Full suspension bikes and rear seats just don't get along, and trying to get a trailer through tight single-track on a busy weekend is no fun anymore. The kiwi-designed shotgun seat is a recent arrival on the scene, adding another option to a market that's pretty slim on choices. It is recommended for children aged between two and five years old.
I have two-year-old twin boys who are nuts about bikes. They have their own balance bikes but are just as fascinated by mum and dad's ones, so when the shotgun seat arrived they just about lost their minds when I suggested we all head out together and try it out. We had just borrowed a Do Little seat from our friends, which was ideal for making a direct comparison with another very popular model and allowing us all to head out at once.
The shotgun seat is well made and uncomplicated. Installing it required the use of a spanner and allen key, but only the first time you set it up on the bike. Subsequent installation and removal only takes about a minute and simply involves threading on or off the foot-pegs and securing or removing the quick release.
The beauty of this installation system lies not only in its speed and ease, but also the secure fit that is achieved with a minimum clamping force on all of the tubes involved - something that is harder to achieve with confidence on other seats and will provide peace of mind to riders who have invested funds earmarked for their child's higher education in an exotic, lightweight carbon frame.

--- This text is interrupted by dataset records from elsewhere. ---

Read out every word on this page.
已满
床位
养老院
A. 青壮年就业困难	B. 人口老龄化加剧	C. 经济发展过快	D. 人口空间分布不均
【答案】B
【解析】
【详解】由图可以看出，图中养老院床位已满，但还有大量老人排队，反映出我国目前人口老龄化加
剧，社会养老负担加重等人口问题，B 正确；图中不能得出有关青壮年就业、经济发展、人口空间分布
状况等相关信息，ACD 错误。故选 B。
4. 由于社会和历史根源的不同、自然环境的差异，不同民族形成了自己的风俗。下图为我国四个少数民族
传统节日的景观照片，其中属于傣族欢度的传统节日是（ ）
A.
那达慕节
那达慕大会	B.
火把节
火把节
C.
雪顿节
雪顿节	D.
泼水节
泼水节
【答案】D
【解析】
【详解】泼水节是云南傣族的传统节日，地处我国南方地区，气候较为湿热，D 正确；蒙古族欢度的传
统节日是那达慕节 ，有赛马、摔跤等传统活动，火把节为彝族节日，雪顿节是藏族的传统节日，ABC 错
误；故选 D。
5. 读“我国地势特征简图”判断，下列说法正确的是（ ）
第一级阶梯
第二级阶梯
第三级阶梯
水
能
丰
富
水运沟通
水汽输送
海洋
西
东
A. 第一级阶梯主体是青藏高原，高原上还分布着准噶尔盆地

Using the seat was a blast for everyone involved, with the boys placed right in the middle of the action, facing the oncoming trail and clearly having fun. We would get scolded for riding too slowly and hear shrieks of laughter and delight when riding over rooty sections and cornering at speed. We mainly stuck to grade two trails in the Whakarewarewa forest, but I know of older kids that accompany their mum or dad down much more technical trails - depending on everyone's confidence levels, there is a huge range of potential for where you could venture together.
The downside to using this type of seat is that you will need to be prepared to comprise your usual riding position, to a degree. Regardless of how far forward you position the seat, be prepared to ride slightly bowlegged and have a helmeted child's head fairly close to your face.

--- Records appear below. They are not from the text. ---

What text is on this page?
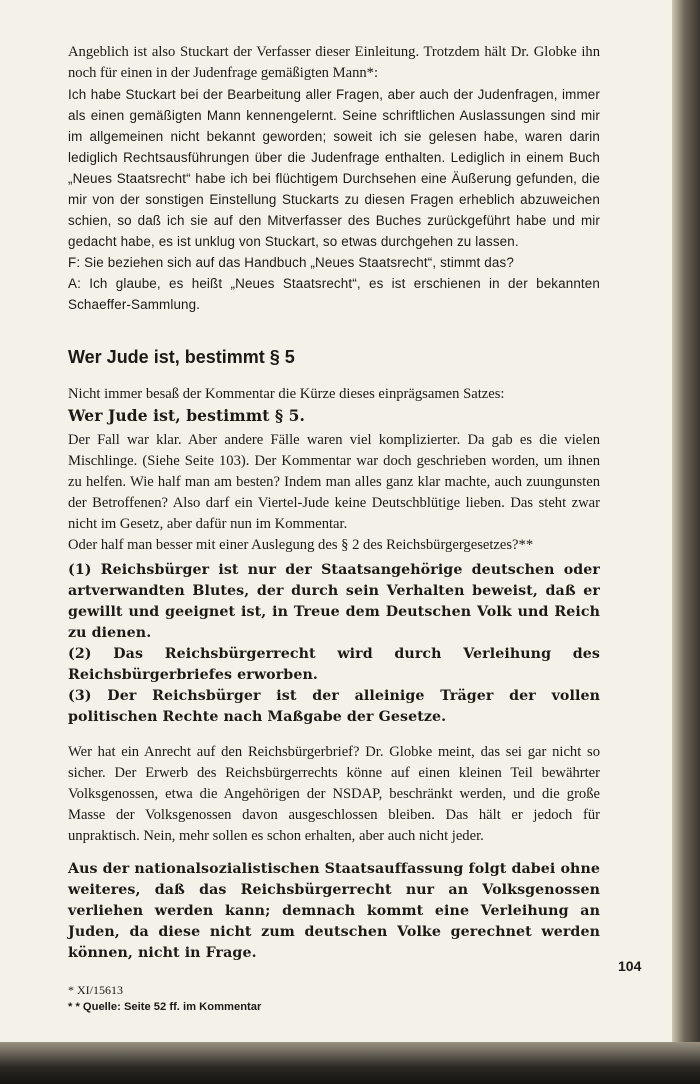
Angeblich ist also Stuckart der Verfasser dieser Einleitung. Trotzdem hält Dr. Globke ihn noch für einen in der Judenfrage gemäßigten Mann*:

Ich habe Stuckart bei der Bearbeitung aller Fragen, aber auch der Judenfragen, immer als einen gemäßigten Mann kennengelernt. Seine schriftlichen Auslassungen sind mir im allgemeinen nicht bekannt geworden; soweit ich sie gelesen habe, waren darin lediglich Rechtsausführungen über die Judenfrage enthalten. Lediglich in einem Buch „Neues Staatsrecht“ habe ich bei flüchtigem Durchsehen eine Äußerung gefunden, die mir von der sonstigen Einstellung Stuckarts zu diesen Fragen erheblich abzuweichen schien, so daß ich sie auf den Mitverfasser des Buches zurückgeführt habe und mir gedacht habe, es ist unklug von Stuckart, so etwas durchgehen zu lassen.

F: Sie beziehen sich auf das Handbuch „Neues Staatsrecht“, stimmt das?

A: Ich glaube, es heißt „Neues Staatsrecht“, es ist erschienen in der bekannten Schaeffer-Sammlung.

Wer Jude ist, bestimmt § 5

Nicht immer besaß der Kommentar die Kürze dieses einprägsamen Satzes:

Wer Jude ist, bestimmt § 5.

Der Fall war klar. Aber andere Fälle waren viel komplizierter. Da gab es die vielen Mischlinge. (Siehe Seite 103). Der Kommentar war doch geschrieben worden, um ihnen zu helfen. Wie half man am besten? Indem man alles ganz klar machte, auch zuungunsten der Betroffenen? Also darf ein Viertel-Jude keine Deutschblütige lieben. Das steht zwar nicht im Gesetz, aber dafür nun im Kommentar.

Oder half man besser mit einer Auslegung des § 2 des Reichsbürgergesetzes?**

(1) Reichsbürger ist nur der Staatsangehörige deutschen oder artverwandten Blutes, der durch sein Verhalten beweist, daß er gewillt und geeignet ist, in Treue dem Deutschen Volk und Reich zu dienen.

(2) Das Reichsbürgerrecht wird durch Verleihung des Reichsbürgerbriefes erworben.

(3) Der Reichsbürger ist der alleinige Träger der vollen politischen Rechte nach Maßgabe der Gesetze.

Wer hat ein Anrecht auf den Reichsbürgerbrief? Dr. Globke meint, das sei gar nicht so sicher. Der Erwerb des Reichsbürgerrechts könne auf einen kleinen Teil bewährter Volksgenossen, etwa die Angehörigen der NSDAP, beschränkt werden, und die große Masse der Volksgenossen davon ausgeschlossen bleiben. Das hält er jedoch für unpraktisch. Nein, mehr sollen es schon erhalten, aber auch nicht jeder.

Aus der nationalsozialistischen Staatsauffassung folgt dabei ohne weiteres, daß das Reichsbürgerrecht nur an Volksgenossen verliehen werden kann; demnach kommt eine Verleihung an Juden, da diese nicht zum deutschen Volke gerechnet werden können, nicht in Frage.

* XI/15613

* * Quelle: Seite 52 ff. im Kommentar

104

The test seat included a mini handlebar that will be available for sale as an optional extra at around the time this issue goes to print. The seat works perfectly fine without it (the child just holds the middle of your bars), but I did find it helped the smaller of our boys have his hands positioned more comfortably - without it he had a habit of scooting forward off the nose of his saddle.
The Shotgun is a quality piece of year. It is more expensive than its competition, but it justifies its position at a high-end option. It should easily fit just about any kind of bike, is quick to whip off for those rides where you're heading out for a break from the kids, and it kind to thin-walled tubes - and as far as kid's seats go, it looks good to boot.
I highly recommend it, especially if you've been toying with the idea of taking your preschooler out with you - both of you will come home buzzing.